Your Beginners Guide to NFTs

What Are Non-Fungible Tokens (NFTs)?

Non-fungible tokens (NFTs) are cryptographic assets on a blockchain distinguished from each other via unique identification codes and metadata. Unlike cryptocurrencies or FIAT currencies (also known as fungible tokens) that can serve as a medium for commercial transactions, NFTs cannot be traded or exchanged at equivalency as each NFT is unique and has its own value. 

NFTs are used to represent ownership of assets (mostly digital) and this concept of ownership can be applied to almost anything, from digital art to collectibles, game items, event tickets, domain names, virtual real estate, and even contract ownership records for physical assets. The introduction of NFTs made demonstrating ownership safer and easier in the digital asset space.


Understanding NFTs

Like FIAT currencies, cryptocurrencies are fungible too, which means they can be traded or exchanged, one for another. One Bitcoin is always equal in value to another Bitcoin, one Ethereum is always equal in value to another Ethereum, and so on. NFTs, instead, are Non-Fungible, which means each token is unique and irreplaceable.

NFTs contain ownership details for easy identification and transfer between holders and it's also possible to add metadata or attributes pertaining to the asset, like the artist's signature in the NFT's metadata.  

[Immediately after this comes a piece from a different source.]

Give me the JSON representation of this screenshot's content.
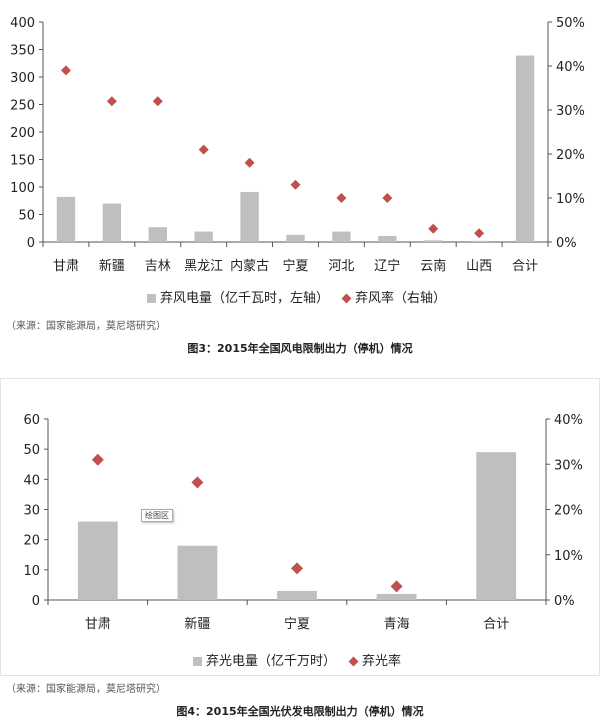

Though the artistic use cases may sound trivial, others have more serious business implications. For example, NFTs have been used in real estate deals as well as private equity transactions, and many of them can come with more useful utilities such as discounts on services offered by the issuers, extra rewards, airdrops, and much more.


The Importance of NFTs

NFTs are an evolution of cryptocurrencies. Modern finance systems work on sophisticated loan and trading systems for different types of assets, such as real estate or lending contracts or artworks. By enabling digital representations of physical assets, NFTs are a step forward to reinvent this infrastructure with the benefits of a tamper-resistant blockchain of smart contracts.

NFTs are market-efficient because the conversion of a physical asset into a digital one removes intermediaries and streamlines processes. NFTs representing artworks on a blockchain, for example, remove the need for agents and allow artists to connect directly with their audiences and receive royalties when their NFTs are traded on smart contract marketplaces. They can also improve business processes, letting different actors in a supply chain to track the provenance, production, and sale of goods through the entire process. Consulting firm Ernst & Young has already developed such a solution for some of its clients.

NFTs are also excellent to manage identities and to democratize investing by fractionalizing physical assets like real estate or other assets, such as artworks, possibly increasing their worth and revenues, creating new markets and forms of investment.